No one needs to tell me I am venturing into dangerous territory as the title above may already suggest. Indeed I am veering slightly away from sports and discussing what sport has revealed to me about Boko Haram (which in Hausa means 'western education, forbidden').

Sport is no respecter of persons, race, colour, size, status, tribe, creed or religion. It is the ultimate leveller and one of the most potent unifying instruments in the world. It has succeeded in bringing even political enemies to compete against one another in a neutral theatre, and for the period of competition made them put aside their differences. Sport has no language. On the field of play athletes communicate on the basis of convenience and nothing more. No language is superior to the other. This fact is a humbling realisation. It brings a thought to my mind that I must put across, even as I hope that in doing so I shall not be offending any sensibilities. It has to do with education and the youths of some parts of Northern Nigeria.
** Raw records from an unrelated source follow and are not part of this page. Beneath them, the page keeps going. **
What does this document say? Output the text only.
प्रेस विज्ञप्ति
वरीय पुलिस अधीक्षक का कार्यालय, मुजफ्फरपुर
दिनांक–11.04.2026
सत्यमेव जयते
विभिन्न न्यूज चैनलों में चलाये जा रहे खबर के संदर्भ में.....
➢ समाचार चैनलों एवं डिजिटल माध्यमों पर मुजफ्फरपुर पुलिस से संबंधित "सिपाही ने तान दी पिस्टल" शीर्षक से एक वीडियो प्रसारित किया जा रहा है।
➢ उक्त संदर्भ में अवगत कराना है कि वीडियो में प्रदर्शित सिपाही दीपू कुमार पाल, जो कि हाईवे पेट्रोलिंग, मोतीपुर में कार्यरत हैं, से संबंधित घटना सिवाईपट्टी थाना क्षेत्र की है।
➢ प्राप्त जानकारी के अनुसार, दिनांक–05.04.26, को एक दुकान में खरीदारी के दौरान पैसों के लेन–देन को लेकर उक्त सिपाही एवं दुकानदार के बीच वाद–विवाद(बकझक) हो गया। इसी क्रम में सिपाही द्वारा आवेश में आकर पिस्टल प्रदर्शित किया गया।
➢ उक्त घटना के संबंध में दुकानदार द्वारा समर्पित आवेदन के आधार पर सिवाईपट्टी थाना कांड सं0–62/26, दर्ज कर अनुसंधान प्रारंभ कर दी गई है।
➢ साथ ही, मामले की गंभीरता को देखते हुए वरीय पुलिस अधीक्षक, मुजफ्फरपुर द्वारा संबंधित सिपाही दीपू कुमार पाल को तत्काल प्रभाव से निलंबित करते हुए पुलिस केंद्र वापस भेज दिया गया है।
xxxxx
In the course of my recent work in the Nigeria Academicals Sports Committee, NASCOM, I visited the United Nations office in Abuja where I learnt some very important but frightening statistics. According to the last national Census, 65% (sixty-five percent) of Nigeria's population is made up of persons less than 25 years of age! What does this tell us? Anyone above the age of 40 in the country today must count themselves lucky to be alive. Nigeria ranks amongst the countries in the world with the shortest life expectancy - about 45 years. We rank with countries like Afghanistan, Iraq, and so on, countries devastated by war, pestilence and internecine crisis without end. The difference is that whilst theirs is the product of poverty and war, our's is a product of poor governance, treasury looting and mismanagement of the abundant resources that could have transformed the country into one of the healthiest, richest and greatest nations on earth. What this means also is that should things continue the way they are, with the government either unable or unwilling to meaningfully engage this mammoth population in a country that is bulging at mid-riff with unemployable, jobless, unskilled, poorly educated and idle youths, the country stands on a precipice threatened by an explosion of anger, frustration, restiveness and social unrest. The most affected areas in the country are some of the States in the North of Nigeria. These States harbour the largest number of out-of-school and illiterate youths. I am therefore not surprised at how this has fuelled the recent crisis of the Boko Haram. Personally, because I grew up in the North of Nigeria I have often wondered why the youths never took advantage of the concessions and incentives provided by successive governments to embrace education and break away from the stranglehold of poverty. For a long time I could not understand it until, perhaps, now.

Let me first of all admit that I may be completely wrong. I am not writing with any empirical authority, just a gut feeling following my personal experiences. In the past 14 years I have been working with student footballers from all over the country including the northern States in question. I have interacted at very close quarters with them and had useful conversations. From the quarter-final stages of the All Nigeria Secondary Schools Football Championship for the NNPC/Shell Cup, I get to meet closely with players from all the geo-political zones of the country and share some time and thoughts. I see now that the English language may have been the greatest impediment to the advancement of education in the north of Nigeria! How? To the average Muslim uninformed person the English language is synonymous with Christianity, after all it is the English man that brought western education and his religion to Nigeria. Western Education has always, therefore, been seen as a tool to indoctrinate and to spread the practice of Christianity.

Hence, to the simple Islamist, western education and its fancy language are Haram (to be avoided and forbidden)! The suspicion and the threat of western education are so real that they have sustained through decades and, little wonder, with rising unemployment and illiteracy amongst the youths, it became very easy for the sinister-minded to exploit the situation, equate education with the English language, recruit an army of the poor, hungry, illiterate and idle youths and create the Boko Haram islamist movement. There is a serious suspicion of western education and its motives. The vast majority of the muslim populace reject it instead of looking beyond the 'messengers' and concentrating on the emancipating message that western education essentially brings in the present world system. I see that the average northern Nigerian student football player is not intellectually 'dumb'.